Son olarak sanal alemde fenerli fanatiklerin tavırları... Konunun dramatikliğinin apaçık göstergeleridir onların yorumları. İnsan bir an safça davranabilir, bir duruma hemen ayıkmayabilir, ama aşikar bir durumda kıvırmaya çalışmak komik bile değil, sadece trajikomik. Be hey adam sahaya inen 1000 kişi olsa, statda 55.000, eeee sen onlardan değilsin neden neden neden neden oradaki saçmalığı savunmaya çalışıyorsun. Yani "ya oradakiler safmış biraz, ya da yanlış anlamışlar, ya da keklenmişler, ya da boş bulunmuşlar" gibi bişey diyemiyomusun. Evet maalesef diyemiyorlar. Nedeni bence kabul ettiklerinde şeref ve haysiyetlerinin incineceğini, kendilerine ihanet ettiklerini düşünmeleridir.
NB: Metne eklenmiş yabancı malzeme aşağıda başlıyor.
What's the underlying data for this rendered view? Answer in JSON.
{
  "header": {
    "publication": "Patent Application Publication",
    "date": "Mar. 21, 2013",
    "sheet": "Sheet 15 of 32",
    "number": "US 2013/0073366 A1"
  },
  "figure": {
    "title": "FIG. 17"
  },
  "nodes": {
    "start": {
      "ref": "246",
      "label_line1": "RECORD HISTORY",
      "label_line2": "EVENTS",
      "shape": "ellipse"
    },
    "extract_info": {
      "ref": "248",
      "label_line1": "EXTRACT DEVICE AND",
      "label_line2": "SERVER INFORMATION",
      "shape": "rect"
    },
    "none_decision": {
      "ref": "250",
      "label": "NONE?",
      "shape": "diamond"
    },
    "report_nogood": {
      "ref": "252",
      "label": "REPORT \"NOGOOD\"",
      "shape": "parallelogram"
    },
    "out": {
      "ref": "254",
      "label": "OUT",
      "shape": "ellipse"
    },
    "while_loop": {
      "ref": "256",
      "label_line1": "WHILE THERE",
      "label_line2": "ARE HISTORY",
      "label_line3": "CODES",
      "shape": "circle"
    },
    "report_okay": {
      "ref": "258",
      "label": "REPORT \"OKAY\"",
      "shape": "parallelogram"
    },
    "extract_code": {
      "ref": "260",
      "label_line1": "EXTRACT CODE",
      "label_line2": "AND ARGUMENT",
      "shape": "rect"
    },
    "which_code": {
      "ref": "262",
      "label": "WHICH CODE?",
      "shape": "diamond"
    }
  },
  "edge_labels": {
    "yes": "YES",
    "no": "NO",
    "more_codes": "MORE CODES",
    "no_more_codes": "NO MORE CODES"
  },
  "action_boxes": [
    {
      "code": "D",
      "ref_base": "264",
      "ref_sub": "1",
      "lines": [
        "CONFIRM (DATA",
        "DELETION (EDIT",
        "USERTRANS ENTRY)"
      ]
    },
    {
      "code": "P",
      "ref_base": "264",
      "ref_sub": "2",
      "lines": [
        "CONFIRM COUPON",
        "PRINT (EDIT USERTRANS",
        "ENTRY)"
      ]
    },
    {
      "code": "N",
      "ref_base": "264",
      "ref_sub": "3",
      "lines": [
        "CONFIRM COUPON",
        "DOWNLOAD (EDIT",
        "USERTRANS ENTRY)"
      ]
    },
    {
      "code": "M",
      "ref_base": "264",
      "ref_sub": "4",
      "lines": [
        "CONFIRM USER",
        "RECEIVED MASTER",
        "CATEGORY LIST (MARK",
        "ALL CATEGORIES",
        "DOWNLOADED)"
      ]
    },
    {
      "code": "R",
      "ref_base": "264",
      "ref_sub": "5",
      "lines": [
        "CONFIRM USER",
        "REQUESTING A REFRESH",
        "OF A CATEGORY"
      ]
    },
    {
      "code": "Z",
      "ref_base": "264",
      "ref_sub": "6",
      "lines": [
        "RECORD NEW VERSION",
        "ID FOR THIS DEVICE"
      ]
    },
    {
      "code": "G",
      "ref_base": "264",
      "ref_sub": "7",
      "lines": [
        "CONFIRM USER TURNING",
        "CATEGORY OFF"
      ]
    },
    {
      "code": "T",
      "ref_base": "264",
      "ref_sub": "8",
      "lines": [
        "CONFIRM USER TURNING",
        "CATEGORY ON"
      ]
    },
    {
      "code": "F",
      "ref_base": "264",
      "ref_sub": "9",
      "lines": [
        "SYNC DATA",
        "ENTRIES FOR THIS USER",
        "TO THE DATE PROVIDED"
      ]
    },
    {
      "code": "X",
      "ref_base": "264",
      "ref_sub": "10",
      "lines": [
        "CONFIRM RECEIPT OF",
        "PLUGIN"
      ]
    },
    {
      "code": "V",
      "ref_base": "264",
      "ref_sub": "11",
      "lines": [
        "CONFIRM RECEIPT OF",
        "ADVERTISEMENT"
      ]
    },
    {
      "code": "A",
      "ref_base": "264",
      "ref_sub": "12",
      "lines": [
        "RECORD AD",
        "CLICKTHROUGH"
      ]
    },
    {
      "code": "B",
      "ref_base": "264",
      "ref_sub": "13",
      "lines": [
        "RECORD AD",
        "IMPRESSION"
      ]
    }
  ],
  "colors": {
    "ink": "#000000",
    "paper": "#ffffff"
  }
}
Bu da kocaman bir kişisel ruhsal bozukluktur. Bakın nasıl cevap vermeye çalıştıklarına örnekler:



İşte birkaç örnek:
* Fenerbahçe taraftarı ezeli rakiplerinden herhangi biri şampiyonluğu son haftada, anadolu takımlarından herhangi birine bıraktığında, o şampiyon olan anadolu takımının formasını giyip şampiyonluk turu atmaz. sarı-lacivert'in üstüne baska bir renk düşürmez.
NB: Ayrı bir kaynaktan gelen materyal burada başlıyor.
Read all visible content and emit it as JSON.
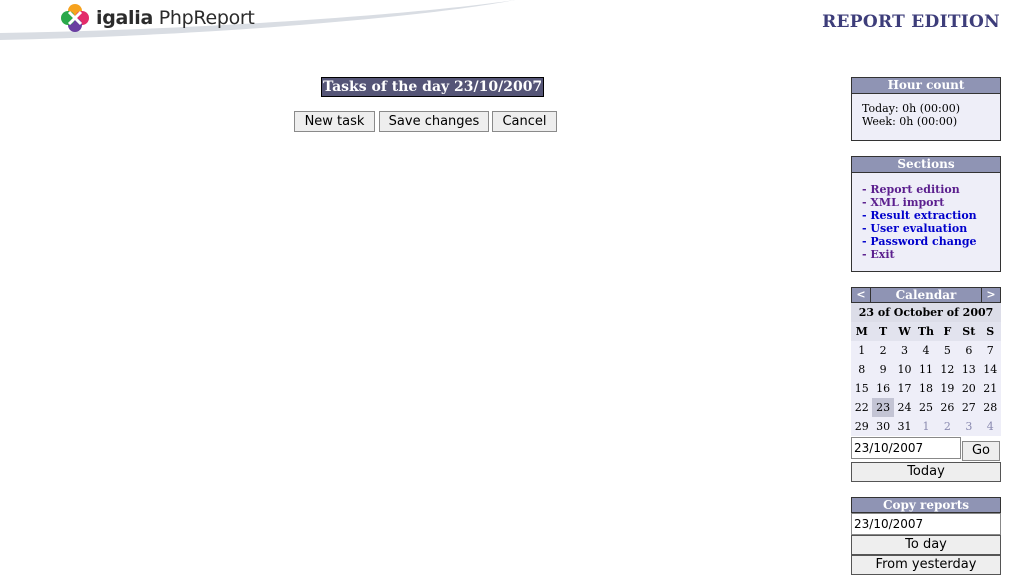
{
  "header": {
    "logo_brand": "igalia",
    "logo_product": "PhpReport",
    "page_heading": "REPORT EDITION"
  },
  "main": {
    "tasks_title": "Tasks of the day 23/10/2007",
    "buttons": {
      "new_task": "New task",
      "save": "Save changes",
      "cancel": "Cancel"
    }
  },
  "hour_count": {
    "title": "Hour count",
    "today": "Today: 0h (00:00)",
    "week": "Week: 0h (00:00)"
  },
  "sections": {
    "title": "Sections",
    "items": [
      {
        "label": "- Report edition",
        "visited": true
      },
      {
        "label": "- XML import",
        "visited": true
      },
      {
        "label": "- Result extraction",
        "visited": false
      },
      {
        "label": "- User evaluation",
        "visited": false
      },
      {
        "label": "- Password change",
        "visited": false
      },
      {
        "label": "- Exit",
        "visited": true
      }
    ]
  },
  "calendar": {
    "title": "Calendar",
    "prev": "<",
    "next": ">",
    "month_label": "23 of October of 2007",
    "weekdays": [
      "M",
      "T",
      "W",
      "Th",
      "F",
      "St",
      "S"
    ],
    "weeks": [
      [
        "1",
        "2",
        "3",
        "4",
        "5",
        "6",
        "7"
      ],
      [
        "8",
        "9",
        "10",
        "11",
        "12",
        "13",
        "14"
      ],
      [
        "15",
        "16",
        "17",
        "18",
        "19",
        "20",
        "21"
      ],
      [
        "22",
        "23",
        "24",
        "25",
        "26",
        "27",
        "28"
      ],
      [
        "29",
        "30",
        "31",
        "1",
        "2",
        "3",
        "4"
      ]
    ],
    "selected_day": "23",
    "date_value": "23/10/2007",
    "go": "Go",
    "today": "Today"
  },
  "copy_reports": {
    "title": "Copy reports",
    "date_value": "23/10/2007",
    "to_day": "To day",
    "from_yesterday": "From yesterday"
  },
  "colors": {
    "box_title_bg": "#8f94b4",
    "box_bg": "#eeeef8",
    "heading": "#3d3d7a",
    "visited_link": "#5b1f8e",
    "link": "#0000cc"
  }
}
*kendilerini bütün türkiye sanan bazı şahısların; 3. ve 4. olması ile kendilerini bütün bütün bursalı sanmaları sonucu olan eylem. yazık lan size!
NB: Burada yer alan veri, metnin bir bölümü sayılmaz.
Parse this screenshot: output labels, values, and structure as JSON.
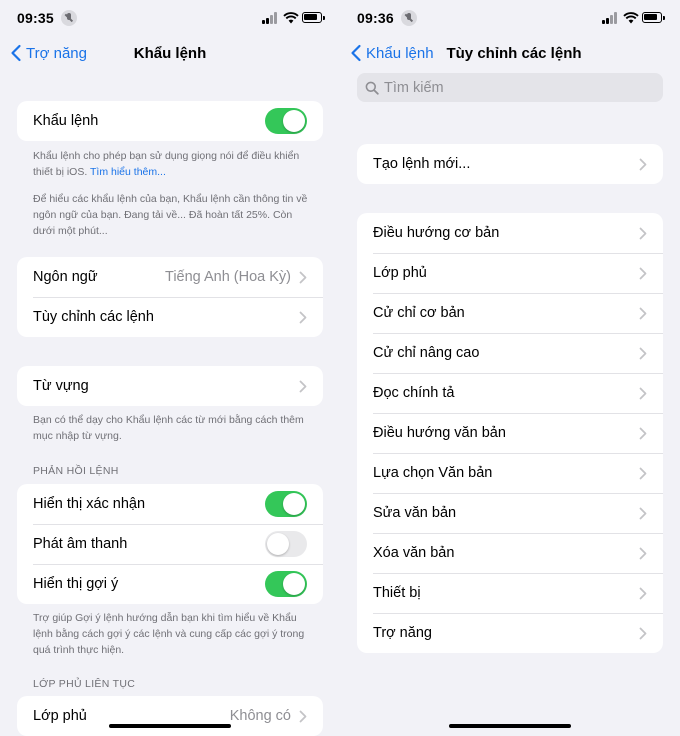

iyi gülün aman ha, gelecek sene de her sene olduğu gibi kadıköy'de * gülersiniz. eferim eferim sağdan sağdan..
*demek ki kendi takımları ligde kupa mupa hedeflemeden, boş boş ter atıp sezonu tamamlayarak komik duruma düşmüyorlarmış. bu ne be. elbette ki büyük bir takımın kupa hedefi olur, başarır başaramaz o ayrı. galatasaray, beşiktaş ve diğer takımlar kupa hedeflemedi mi? galatasaray da 2 senedir üçün birini almıyor mu fenerbahçe gibi? beşiktaş bu seneyi kupasız kapatmadı mı? fenerbahçe türkiye kupasının da lig şampiyonluğunun da kıyısından dönmedi mi? 10 puan aşağıda kalmak daha komik değil mi? türkiye kupasında gruplardan dahi çıkamamasına rağmen ancak "fenerbahçe alamadı olm kupayı" diye tasak geçtiğini sanmak daha komik değil mi?

http://www.gazete5.com/foto-galeri/fenerliler-kadikoyu-yakti-516.htm

Daha daha yazarız ama hakkaten kafamdan çok şey geçmesine rağmen yazmak yavaş geçiyor. Aklıma gelenlerden son olarak üzüldüğüm bir şey daha; stadı yakmaları. İşte hadi bütün bu sayılanlardan hiç etkilenmedin, düşünmedin, burada bari dur, düşün. Ben ne yapıyorum - biz ne yapıyoruz de. Allah'ım bize akıl fikir ver de böyle çılgınlıklar yapmayalım de, dua et bari!